FRC to delve further back into KPMG’s Carillion audits

The accountancy watchdog has announced an expansion of its probe into KPMG’s audit of Carillion for the second time.

The Financial Reporting Council (FRC) says it will now look into work on the collapsed contractor’s 2013 accounts but it did not say why it has widened its timeline or when it expects to finish the probe, opened just weeks after Carillion went into administration last January.

FRC to delve further back into KPMG’s Carillion audits

The regulator declined to comment on why the investigation had been extended for the second time this year, or when it expected to conclude the probe into one of the most high profile corporate collapses of the past decade.



It was already looking into KPMG’s sign-off on Carillion’s books for 2014-2016 and the first half of 2017, and probing the outsourcer’s former finance directors, Richard Adam and Zafar Khan.

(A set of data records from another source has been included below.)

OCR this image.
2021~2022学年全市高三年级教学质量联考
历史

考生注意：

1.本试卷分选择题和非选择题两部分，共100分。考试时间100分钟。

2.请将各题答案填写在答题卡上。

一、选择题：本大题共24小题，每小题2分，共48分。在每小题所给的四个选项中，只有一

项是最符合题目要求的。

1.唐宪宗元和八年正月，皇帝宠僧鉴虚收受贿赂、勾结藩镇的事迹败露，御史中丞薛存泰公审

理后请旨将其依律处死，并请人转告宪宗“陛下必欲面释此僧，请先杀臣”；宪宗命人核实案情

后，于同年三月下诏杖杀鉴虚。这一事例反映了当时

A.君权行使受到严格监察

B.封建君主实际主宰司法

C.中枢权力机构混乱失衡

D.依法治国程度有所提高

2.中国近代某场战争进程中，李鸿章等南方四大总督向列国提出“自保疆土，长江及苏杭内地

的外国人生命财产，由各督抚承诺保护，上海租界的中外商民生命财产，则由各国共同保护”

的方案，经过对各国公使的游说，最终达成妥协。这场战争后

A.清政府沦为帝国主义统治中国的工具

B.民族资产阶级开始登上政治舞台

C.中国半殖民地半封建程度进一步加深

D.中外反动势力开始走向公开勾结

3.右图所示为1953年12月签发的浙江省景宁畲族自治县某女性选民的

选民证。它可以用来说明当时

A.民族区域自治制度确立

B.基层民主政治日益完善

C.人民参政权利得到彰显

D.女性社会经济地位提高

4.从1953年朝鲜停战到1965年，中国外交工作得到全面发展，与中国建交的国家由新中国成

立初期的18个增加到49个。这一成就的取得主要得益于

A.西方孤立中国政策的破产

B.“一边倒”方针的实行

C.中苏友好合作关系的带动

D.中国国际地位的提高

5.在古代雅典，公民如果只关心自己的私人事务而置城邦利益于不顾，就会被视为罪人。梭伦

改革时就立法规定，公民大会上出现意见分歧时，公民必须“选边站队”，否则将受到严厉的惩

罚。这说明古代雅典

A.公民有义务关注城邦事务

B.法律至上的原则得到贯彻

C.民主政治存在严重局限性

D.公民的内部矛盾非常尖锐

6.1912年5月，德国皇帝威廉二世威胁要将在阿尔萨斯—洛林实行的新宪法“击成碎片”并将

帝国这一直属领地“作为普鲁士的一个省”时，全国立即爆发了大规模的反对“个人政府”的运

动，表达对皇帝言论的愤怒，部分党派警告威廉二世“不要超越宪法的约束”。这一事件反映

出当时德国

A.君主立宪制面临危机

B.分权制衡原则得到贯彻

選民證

KPMG audited Carillion since 1999 and signed off on its accounts in March 2017 — four months before the business issued a catastrophic profit warning triggered by an £845 million writedown, and nine months before the company collapsed.

KPMG has also come under fire for breaching ethical standards in its work with Ted Baker and misconduct related to insurance claims handler Quindell.

The FRC is to fine it £4m for supervising the Cooperative Bank’s accounts before a £1.5 billion capital shortfall was found.



KPMG said: “We will continue to co-operate fully with the FRC’s investigation.”